Building on social identity theory and the linguistic relativity hypothesis, this study examines whether gendered language is associated with gender gaps in financial market participation across European countries, and whether such associations vary across financial domains.
Using pooled data from four waves of the EU-wide Flash Eurobarometer survey (2011, 2016, 2022 and 2023), we analyze women’s and men’s ownership of nine financial products. We estimate mixed-effects logistic regression models with country-level random intercepts and apply multiple imputations to address missing data. Linguistic gender marking is measured using established language classifications, and robustness is assessed through extensive controls for cultural, institutional and economic factors.

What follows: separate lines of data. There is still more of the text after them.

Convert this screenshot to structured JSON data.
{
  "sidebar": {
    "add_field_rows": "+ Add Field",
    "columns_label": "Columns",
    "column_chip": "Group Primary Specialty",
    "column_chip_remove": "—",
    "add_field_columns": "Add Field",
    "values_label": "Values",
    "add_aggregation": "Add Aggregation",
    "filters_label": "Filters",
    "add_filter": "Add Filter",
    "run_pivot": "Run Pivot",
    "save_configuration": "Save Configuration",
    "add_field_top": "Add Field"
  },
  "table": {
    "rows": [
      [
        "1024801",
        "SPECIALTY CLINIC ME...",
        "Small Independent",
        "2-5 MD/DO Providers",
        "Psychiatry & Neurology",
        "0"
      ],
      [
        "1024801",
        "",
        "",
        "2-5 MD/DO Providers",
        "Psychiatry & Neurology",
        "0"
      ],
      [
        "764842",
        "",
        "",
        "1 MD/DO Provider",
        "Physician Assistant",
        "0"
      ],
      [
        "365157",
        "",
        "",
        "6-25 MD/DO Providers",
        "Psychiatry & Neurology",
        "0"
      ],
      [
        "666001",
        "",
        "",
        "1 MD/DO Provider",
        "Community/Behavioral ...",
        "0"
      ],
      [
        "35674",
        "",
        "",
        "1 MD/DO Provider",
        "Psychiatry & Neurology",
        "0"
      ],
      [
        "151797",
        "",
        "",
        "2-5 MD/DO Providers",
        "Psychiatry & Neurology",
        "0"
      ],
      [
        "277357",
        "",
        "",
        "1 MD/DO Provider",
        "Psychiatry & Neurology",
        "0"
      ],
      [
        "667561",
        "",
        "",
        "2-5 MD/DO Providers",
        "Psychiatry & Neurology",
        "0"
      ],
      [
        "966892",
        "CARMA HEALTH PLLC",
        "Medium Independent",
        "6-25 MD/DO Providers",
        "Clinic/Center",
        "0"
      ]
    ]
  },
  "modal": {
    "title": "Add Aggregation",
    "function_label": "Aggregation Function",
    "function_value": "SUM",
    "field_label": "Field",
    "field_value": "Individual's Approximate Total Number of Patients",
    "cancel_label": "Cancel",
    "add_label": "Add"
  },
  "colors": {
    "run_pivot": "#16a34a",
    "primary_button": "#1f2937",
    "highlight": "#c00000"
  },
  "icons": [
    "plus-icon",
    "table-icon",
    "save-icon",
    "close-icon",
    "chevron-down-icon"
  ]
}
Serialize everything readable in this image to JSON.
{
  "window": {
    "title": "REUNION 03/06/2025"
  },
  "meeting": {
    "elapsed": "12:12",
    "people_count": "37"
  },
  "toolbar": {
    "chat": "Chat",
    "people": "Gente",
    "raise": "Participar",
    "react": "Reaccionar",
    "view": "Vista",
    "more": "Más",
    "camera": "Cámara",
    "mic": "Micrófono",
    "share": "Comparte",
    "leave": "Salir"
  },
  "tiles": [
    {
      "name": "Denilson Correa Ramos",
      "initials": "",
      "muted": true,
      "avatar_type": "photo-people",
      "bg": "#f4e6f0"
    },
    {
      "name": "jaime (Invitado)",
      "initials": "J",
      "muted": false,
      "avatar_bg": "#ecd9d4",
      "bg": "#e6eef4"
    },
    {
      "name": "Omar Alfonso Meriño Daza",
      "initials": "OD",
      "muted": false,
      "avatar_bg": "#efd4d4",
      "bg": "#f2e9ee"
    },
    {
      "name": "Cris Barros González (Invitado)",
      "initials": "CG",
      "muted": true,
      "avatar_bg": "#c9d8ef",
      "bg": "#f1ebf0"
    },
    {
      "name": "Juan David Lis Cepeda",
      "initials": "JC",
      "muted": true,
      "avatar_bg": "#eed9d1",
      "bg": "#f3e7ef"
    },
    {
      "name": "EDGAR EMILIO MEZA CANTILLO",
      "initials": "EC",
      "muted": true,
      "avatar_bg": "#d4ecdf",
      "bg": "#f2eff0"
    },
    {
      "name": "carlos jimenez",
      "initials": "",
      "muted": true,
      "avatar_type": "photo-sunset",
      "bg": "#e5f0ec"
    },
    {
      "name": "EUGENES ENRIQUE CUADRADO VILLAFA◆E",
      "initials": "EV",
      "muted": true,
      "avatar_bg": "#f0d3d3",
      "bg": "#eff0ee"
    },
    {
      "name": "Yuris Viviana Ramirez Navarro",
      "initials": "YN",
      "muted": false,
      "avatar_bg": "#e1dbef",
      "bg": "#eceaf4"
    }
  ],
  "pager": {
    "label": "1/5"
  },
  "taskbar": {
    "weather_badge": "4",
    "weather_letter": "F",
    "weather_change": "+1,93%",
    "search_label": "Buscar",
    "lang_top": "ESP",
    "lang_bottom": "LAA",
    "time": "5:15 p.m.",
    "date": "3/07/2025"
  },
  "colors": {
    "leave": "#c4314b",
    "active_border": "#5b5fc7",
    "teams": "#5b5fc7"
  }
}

Women are generally less likely than men to participate in financial markets. However, linguistic gender marking is not uniformly associated with larger gender gaps across products. The association is strongest and most robust for investment products, where gender gaps disadvantaging women are significantly larger in countries with gendered languages. For several other products, effects are weak, absent or context-dependent, indicating substantial heterogeneity across financial domains.
The study advances research on gender and consumer finance by showing that linguistic gender marking operates as a conditional, product-specific factor rather than a general mechanism. By distinguishing between stereotypically masculine and feminine financial domains and focusing on advanced participation measures, it provides a more nuanced understanding of how language, gender norms and financial behavior interact.